When a reversible underlying cause can be found that can be treated (medication or toxin), myoclonus treatment can be effective. The treatment is focused on relieving of the symptoms of myoclonus.
More than one drug may be needed because there are no drugs specifically for myoclonus.
Some medications include:
Tranquilizers (Clonazepam or Klonopin) – the most common drug and can cause side effects such as drowsiness and loss of coordination;
Anticonvulsants (levetiracetam or Keppra, valproic acid or Depakene and primidone or Mysoline) – to control epileptic seizures.
Valproic can cause side effects such as nausea, Primidone can cause nausea and sedation, Levetiracetam can cause dizziness and fatigue.
Therapy can also be one of the treatments like OnabotulinumtoxinA (Botox) injections to prevent muscle contractions by blocking the release of a chemical messenger. If a tumor or lesion is the cause of your myoclonus symptoms, your doctor might recommend surgery such as deep brain stimulation (DBS).

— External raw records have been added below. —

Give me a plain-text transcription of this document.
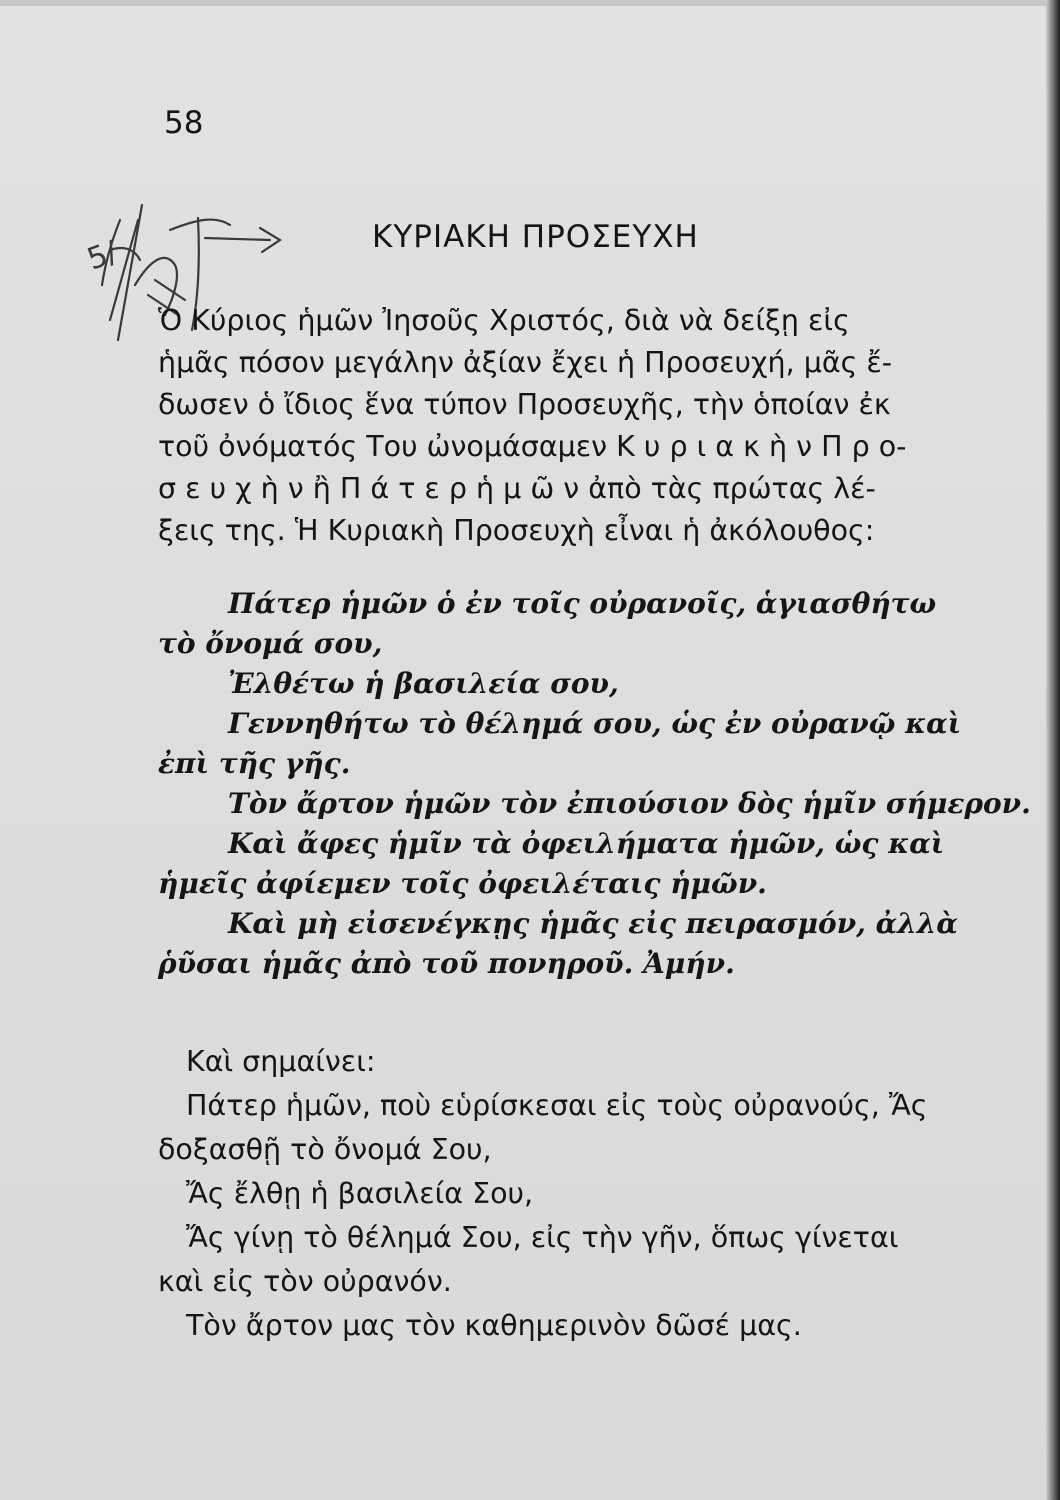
58
5/	ΚΥΡΙΑΚΗ ΠΡΟΣΕΥΧΗ
Ὁ Κύριος ἡμῶν Ἰησοῦς Χριστός, διὰ νὰ δείξῃ εἰς
ἡμᾶς πόσον μεγάλην ἀξίαν ἔχει ἡ Προσευχή, μᾶς ἔ-
δωσεν ὁ ἴδιος ἕνα τύπον Προσευχῆς, τὴν ὁποίαν ἐκ
τοῦ ὀνόματός Του ὠνομάσαμεν Κ υ ρ ι α κ ὴ ν Π ρ ο-
σ ε υ χ ὴ ν ἢ Π ά τ ε ρ ἡ μ ῶ ν ἀπὸ τὰς πρώτας λέ-
ξεις της. Ἡ Κυριακὴ Προσευχὴ εἶναι ἡ ἀκόλουθος:
Πάτερ ἡμῶν ὁ ἐν τοῖς οὐρανοῖς, ἁγιασθήτω
τὸ ὄνομά σου,
Ἐλθέτω ἡ βασιλεία σου,
Γεννηθήτω τὸ θέλημά σου, ὡς ἐν οὐρανῷ καὶ
ἐπὶ τῆς γῆς.
Τὸν ἄρτον ἡμῶν τὸν ἐπιούσιον δὸς ἡμῖν σήμερον.
Καὶ ἄφες ἡμῖν τὰ ὀφειλήματα ἡμῶν, ὡς καὶ
ἡμεῖς ἀφίεμεν τοῖς ὀφειλέταις ἡμῶν.
Καὶ μὴ εἰσενέγκῃς ἡμᾶς εἰς πειρασμόν, ἀλλὰ
ῥῦσαι ἡμᾶς ἀπὸ τοῦ πονηροῦ. Ἀμήν.
Καὶ σημαίνει:
Πάτερ ἡμῶν, ποὺ εὑρίσκεσαι εἰς τοὺς οὐρανούς, Ἄς
δοξασθῇ τὸ ὄνομά Σου,
Ἄς ἔλθῃ ἡ βασιλεία Σου,
Ἄς γίνῃ τὸ θέλημά Σου, εἰς τὴν γῆν, ὅπως γίνεται
καὶ εἰς τὸν οὐρανόν.
Τὸν ἄρτον μας τὸν καθημερινὸν δῶσέ μας.
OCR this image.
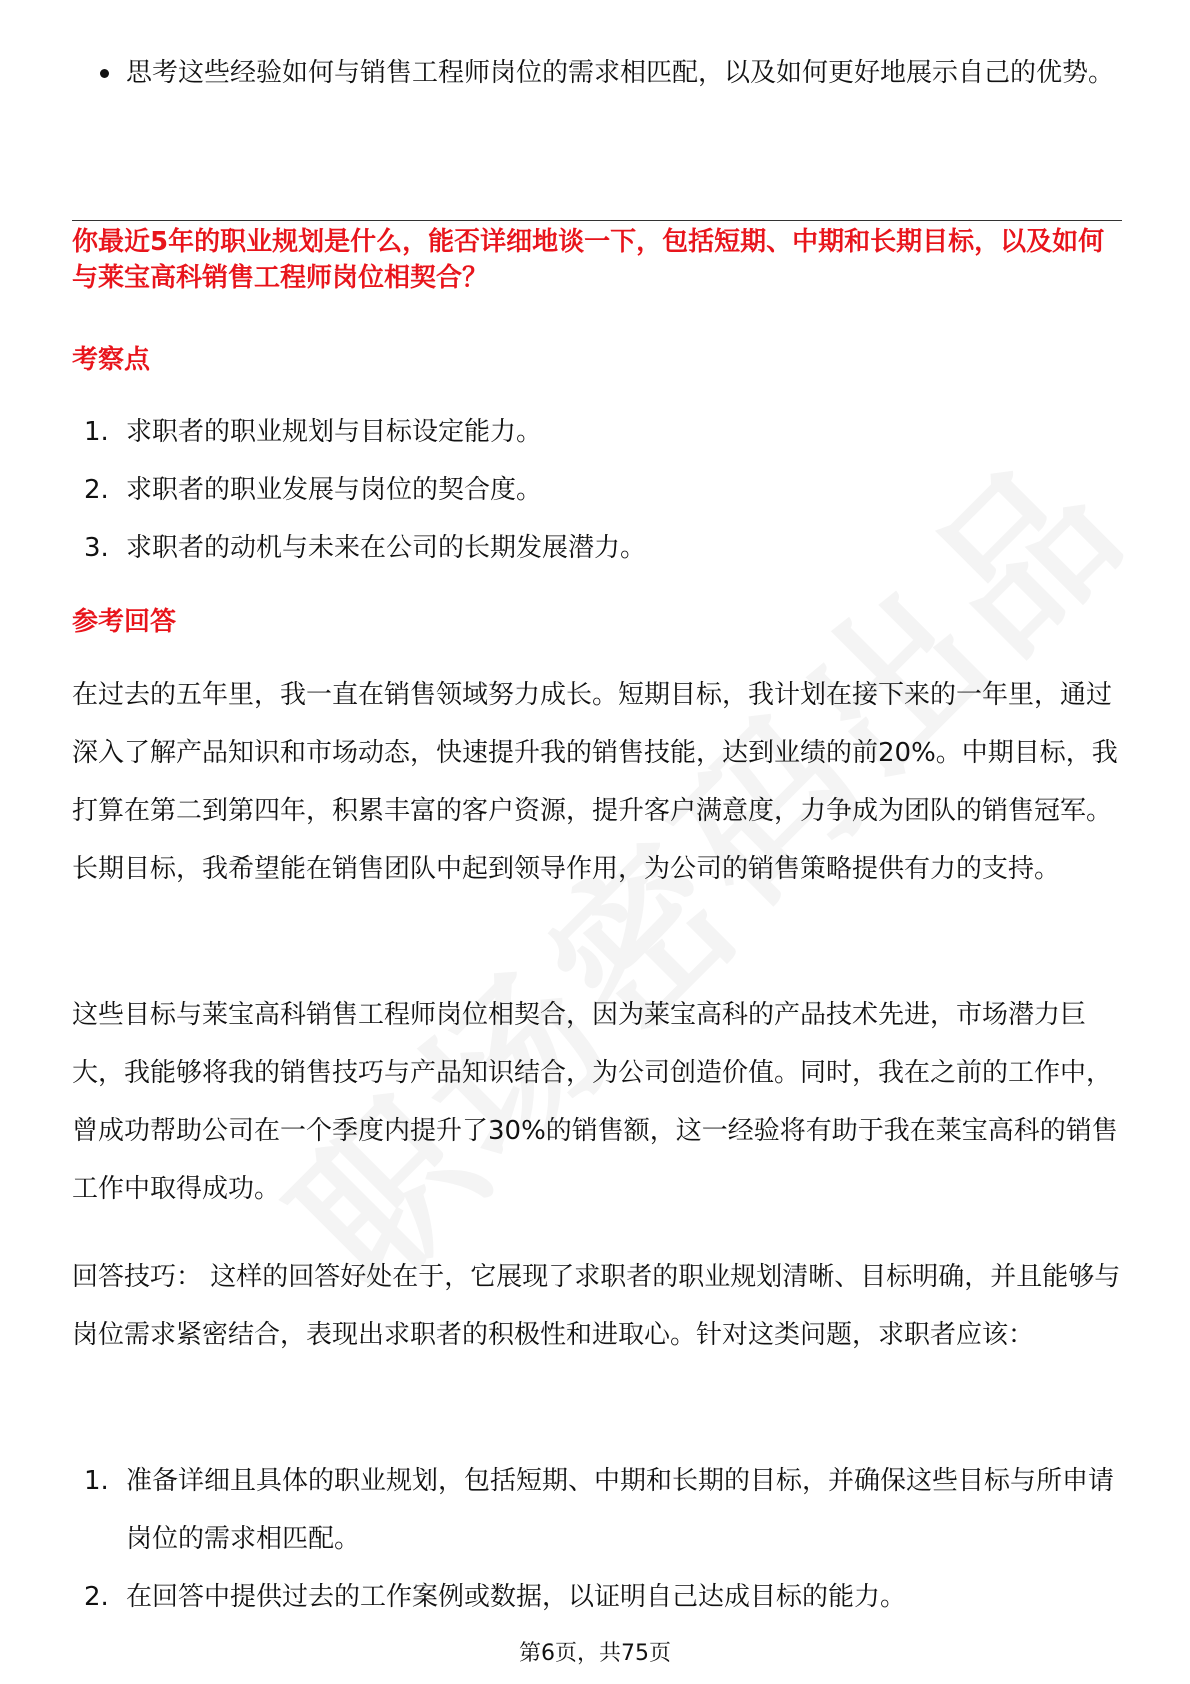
思考这些经验如何与销售工程师岗位的需求相匹配，以及如何更好地展示自己的优势。

你最近5年的职业规划是什么，能否详细地谈一下，包括短期、中期和长期目标，以及如何与莱宝高科销售工程师岗位相契合？

考察点

1. 求职者的职业规划与目标设定能力。
2. 求职者的职业发展与岗位的契合度。
3. 求职者的动机与未来在公司的长期发展潜力。

参考回答

在过去的五年里，我一直在销售领域努力成长。短期目标，我计划在接下来的一年里，通过深入了解产品知识和市场动态，快速提升我的销售技能，达到业绩的前20%。中期目标，我打算在第二到第四年，积累丰富的客户资源，提升客户满意度，力争成为团队的销售冠军。长期目标，我希望能在销售团队中起到领导作用，为公司的销售策略提供有力的支持。

这些目标与莱宝高科销售工程师岗位相契合，因为莱宝高科的产品技术先进，市场潜力巨大，我能够将我的销售技巧与产品知识结合，为公司创造价值。同时，我在之前的工作中，曾成功帮助公司在一个季度内提升了30%的销售额，这一经验将有助于我在莱宝高科的销售工作中取得成功。

回答技巧： 这样的回答好处在于，它展现了求职者的职业规划清晰、目标明确，并且能够与岗位需求紧密结合，表现出求职者的积极性和进取心。针对这类问题，求职者应该：

1. 准备详细且具体的职业规划，包括短期、中期和长期的目标，并确保这些目标与所申请岗位的需求相匹配。
2. 在回答中提供过去的工作案例或数据，以证明自己达成目标的能力。
第6页，共75页
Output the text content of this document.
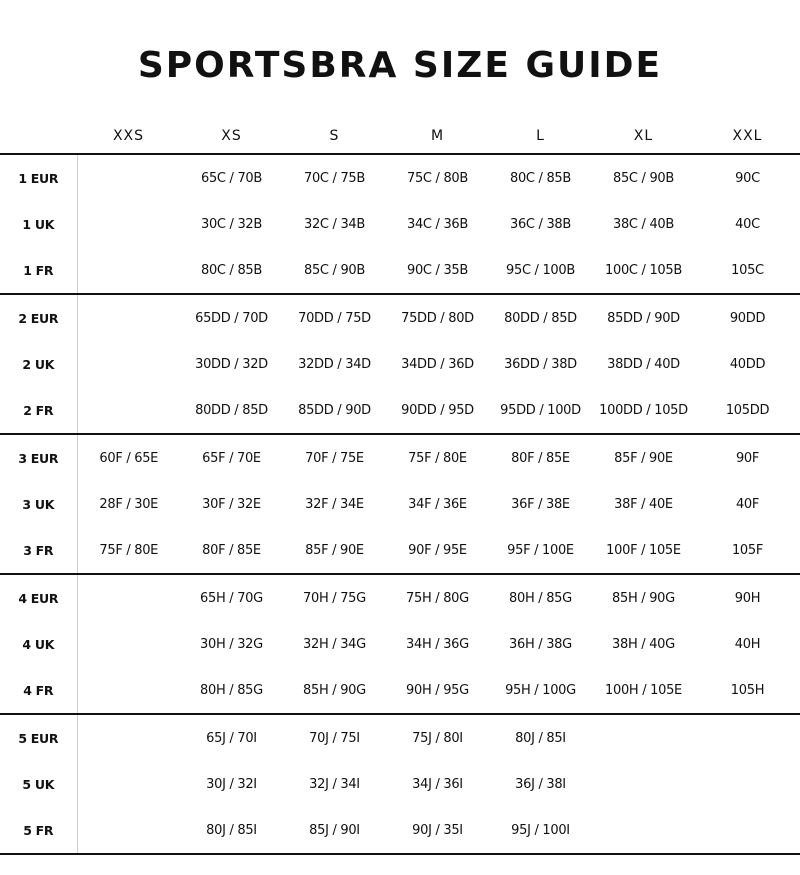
SPORTSBRA SIZE GUIDE
	XXS	XS	S	M	L	XL	XXL
1 EUR		65C / 70B	70C / 75B	75C / 80B	80C / 85B	85C / 90B	90C
1 UK		30C / 32B	32C / 34B	34C / 36B	36C / 38B	38C / 40B	40C
1 FR		80C / 85B	85C / 90B	90C / 35B	95C / 100B	100C / 105B	105C
2 EUR		65DD / 70D	70DD / 75D	75DD / 80D	80DD / 85D	85DD / 90D	90DD
2 UK		30DD / 32D	32DD / 34D	34DD / 36D	36DD / 38D	38DD / 40D	40DD
2 FR		80DD / 85D	85DD / 90D	90DD / 95D	95DD / 100D	100DD / 105D	105DD
3 EUR	60F / 65E	65F / 70E	70F / 75E	75F / 80E	80F / 85E	85F / 90E	90F
3 UK	28F / 30E	30F / 32E	32F / 34E	34F / 36E	36F / 38E	38F / 40E	40F
3 FR	75F / 80E	80F / 85E	85F / 90E	90F / 95E	95F / 100E	100F / 105E	105F
4 EUR		65H / 70G	70H / 75G	75H / 80G	80H / 85G	85H / 90G	90H
4 UK		30H / 32G	32H / 34G	34H / 36G	36H / 38G	38H / 40G	40H
4 FR		80H / 85G	85H / 90G	90H / 95G	95H / 100G	100H / 105E	105H
5 EUR		65J / 70I	70J / 75I	75J / 80I	80J / 85I		
5 UK		30J / 32I	32J / 34I	34J / 36I	36J / 38I		
5 FR		80J / 85I	85J / 90I	90J / 35I	95J / 100I		
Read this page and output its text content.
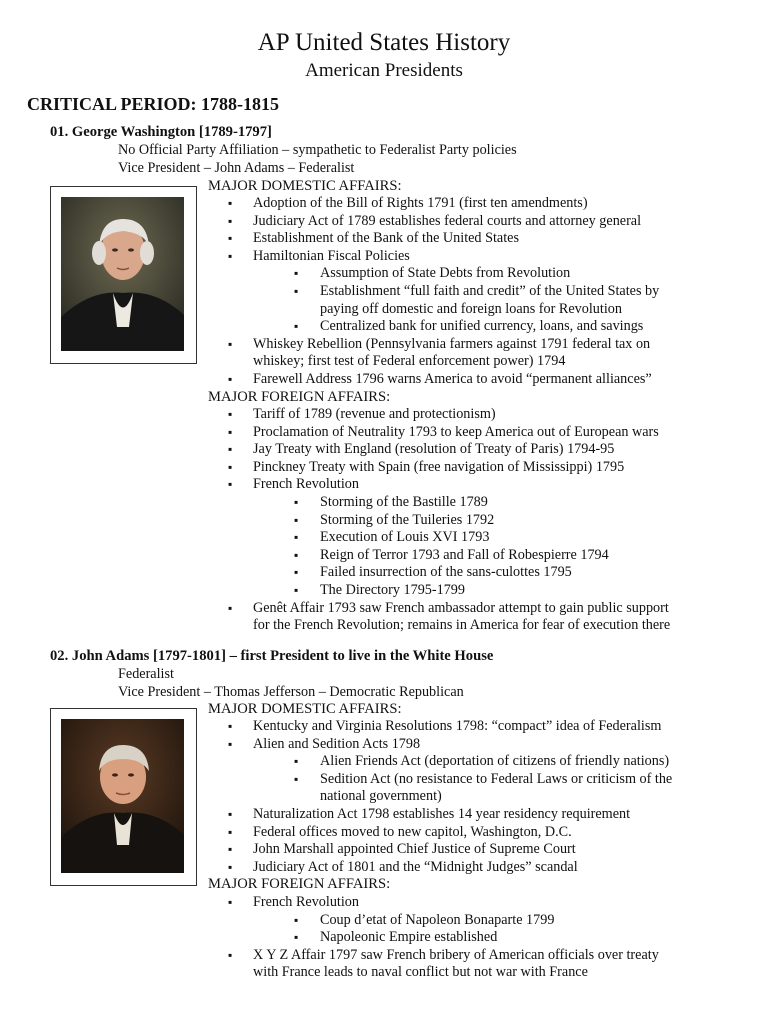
AP United States History
American Presidents
CRITICAL PERIOD: 1788-1815
01. George Washington [1789-1797]
No Official Party Affiliation – sympathetic to Federalist Party policies
Vice President – John Adams – Federalist
MAJOR DOMESTIC AFFAIRS:
▪ Adoption of the Bill of Rights 1791 (first ten amendments)
▪ Judiciary Act of 1789 establishes federal courts and attorney general
▪ Establishment of the Bank of the United States
▪ Hamiltonian Fiscal Policies
▪ Assumption of State Debts from Revolution
▪ Establishment “full faith and credit” of the United States by
paying off domestic and foreign loans for Revolution
▪ Centralized bank for unified currency, loans, and savings
▪ Whiskey Rebellion (Pennsylvania farmers against 1791 federal tax on
whiskey; first test of Federal enforcement power) 1794
▪ Farewell Address 1796 warns America to avoid “permanent alliances”
MAJOR FOREIGN AFFAIRS:
▪ Tariff of 1789 (revenue and protectionism)
▪ Proclamation of Neutrality 1793 to keep America out of European wars
▪ Jay Treaty with England (resolution of Treaty of Paris) 1794-95
▪ Pinckney Treaty with Spain (free navigation of Mississippi) 1795
▪ French Revolution
▪ Storming of the Bastille 1789
▪ Storming of the Tuileries 1792
▪ Execution of Louis XVI 1793
▪ Reign of Terror 1793 and Fall of Robespierre 1794
▪ Failed insurrection of the sans-culottes 1795
▪ The Directory 1795-1799
▪ Genêt Affair 1793 saw French ambassador attempt to gain public support
for the French Revolution; remains in America for fear of execution there
02. John Adams [1797-1801] – first President to live in the White House
Federalist
Vice President – Thomas Jefferson – Democratic Republican
MAJOR DOMESTIC AFFAIRS:
▪ Kentucky and Virginia Resolutions 1798: “compact” idea of Federalism
▪ Alien and Sedition Acts 1798
▪ Alien Friends Act (deportation of citizens of friendly nations)
▪ Sedition Act (no resistance to Federal Laws or criticism of the
national government)
▪ Naturalization Act 1798 establishes 14 year residency requirement
▪ Federal offices moved to new capitol, Washington, D.C.
▪ John Marshall appointed Chief Justice of Supreme Court
▪ Judiciary Act of 1801 and the “Midnight Judges” scandal
MAJOR FOREIGN AFFAIRS:
▪ French Revolution
▪ Coup d’etat of Napoleon Bonaparte 1799
▪ Napoleonic Empire established
▪ X Y Z Affair 1797 saw French bribery of American officials over treaty
with France leads to naval conflict but not war with France
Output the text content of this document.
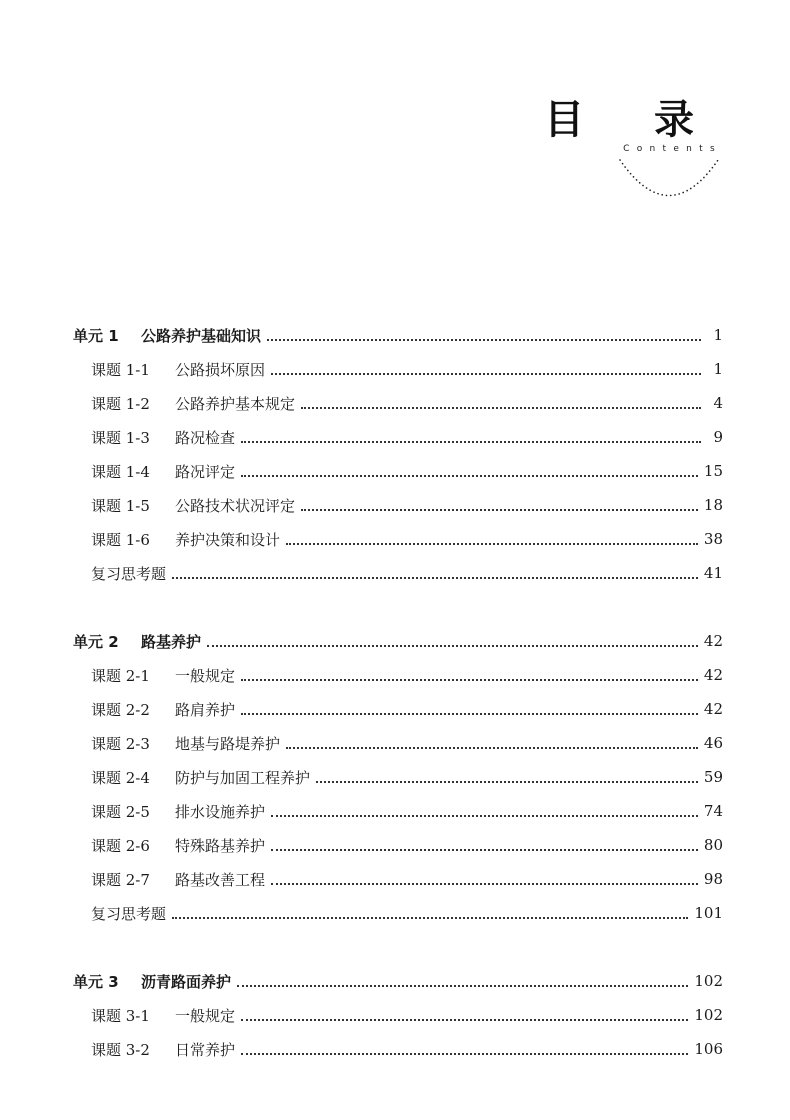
目 录
Contents
单元 1	公路养护基础知识	1
课题 1-1	公路损坏原因	1
课题 1-2	公路养护基本规定	4
课题 1-3	路况检查	9
课题 1-4	路况评定	15
课题 1-5	公路技术状况评定	18
课题 1-6	养护决策和设计	38
复习思考题	41
单元 2	路基养护	42
课题 2-1	一般规定	42
课题 2-2	路肩养护	42
课题 2-3	地基与路堤养护	46
课题 2-4	防护与加固工程养护	59
课题 2-5	排水设施养护	74
课题 2-6	特殊路基养护	80
课题 2-7	路基改善工程	98
复习思考题	101
单元 3	沥青路面养护	102
课题 3-1	一般规定	102
课题 3-2	日常养护	106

You can follow some of these preventive tips to avoid the symptoms or reduce the symptoms of myoclonus such as:
avoid drinking alcohol,
have at least 8 hours of sleep to lessen the stress and manage the symptoms of myoclonus,
take care of your head to prevent brain injury.
7 Alternative and Homeopathic Remedies
Typical alternative remedies for myoclonus include coping strategies and counseling, relaxation techniques and anxiety reduction.
8 Lifestyle and Coping
Lifestyle modifications are necessary in order to manage the symptoms of myoclonus.
Consider these tips to relieve the symptoms or myoclonus:
getting a massage to reduce the stress and at the same time reduce the spasms;
exercise regularly to reduce anxiety due to the symptoms.
9 Risks and Complications
The only common risk factor of myoclonus that has been identified is a family history.
The complications of myoclonus are secondary conditions or other diseases.